The Dursleys hadn’t even remembered that today happened to be Harry’s twelfth birthday. Of course, his hopes hadn’t been high; they’d never given him a proper present, let alone a cake – but to ignore it completely …
At that moment, Uncle Vernon cleared his throat importantly and said, ‘Now, as we all know, today is a very important day.’
Harry looked up, hardly daring to believe it.
‘This could well be the day I make the biggest deal of my career,’ said Uncle Vernon.
Harry went back to his toast. Of course, he thought bitterly, Uncle Vernon was talking about the stupid dinner party. He’d been talking of nothing else for a fortnight. Some rich builder and his wife were coming to dinner and Uncle Vernon was hoping to get a huge order from him (Uncle Vernon’s company made drills).

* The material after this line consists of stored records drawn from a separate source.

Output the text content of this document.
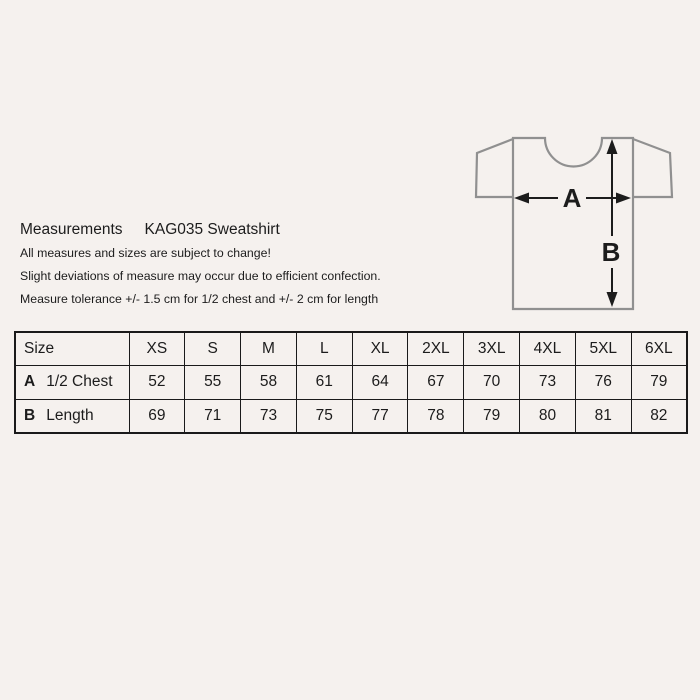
Measurements KAG035 Sweatshirt

All measures and sizes are subject to change!

Slight deviations of measure may occur due to efficient confection.

Measure tolerance +/- 1.5 cm for 1/2 chest and +/- 2 cm for length

A
B
Size	XS	S	M	L	XL	2XL	3XL	4XL	5XL	6XL
A 1/2 Chest	52	55	58	61	64	67	70	73	76	79
B Length	69	71	73	75	77	78	79	80	81	82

‘I think we should run through the schedule one more time,’ said Uncle Vernon. ‘We should all be in position at eight o’clock. Petunia, you will be —?’
‘In the lounge,’ said Aunt Petunia promptly, ‘waiting to welcome them graciously to our home.’
‘Good, good. And Dudley?’
‘I’ll be waiting to open the door.’ Dudley put on a foul, simpering smile. ‘May I take your coats, Mr and Mrs Mason?’
‘They’ll love him!’ cried Aunt Petunia rapturously.
‘Excellent, Dudley,’ said Uncle Vernon. Then he rounded on Harry. ‘And you?’
‘I’ll be in my bedroom, making no noise and pretending I’m not there,’ said Harry tonelessly.
‘Exactly,’ said Uncle Vernon nastily. ‘I will lead them into the lounge, introduce you, Petunia, and pour them drinks. At eight fifteen —’
‘I’ll announce dinner,’ said Aunt Petunia.
‘And Dudley, you’ll say —’
‘May I take you through to the dining room, Mrs Mason?’ said Dudley, offering his fat arm to an invisible woman.
‘My perfect little gentleman!’ sniffed Aunt Petunia.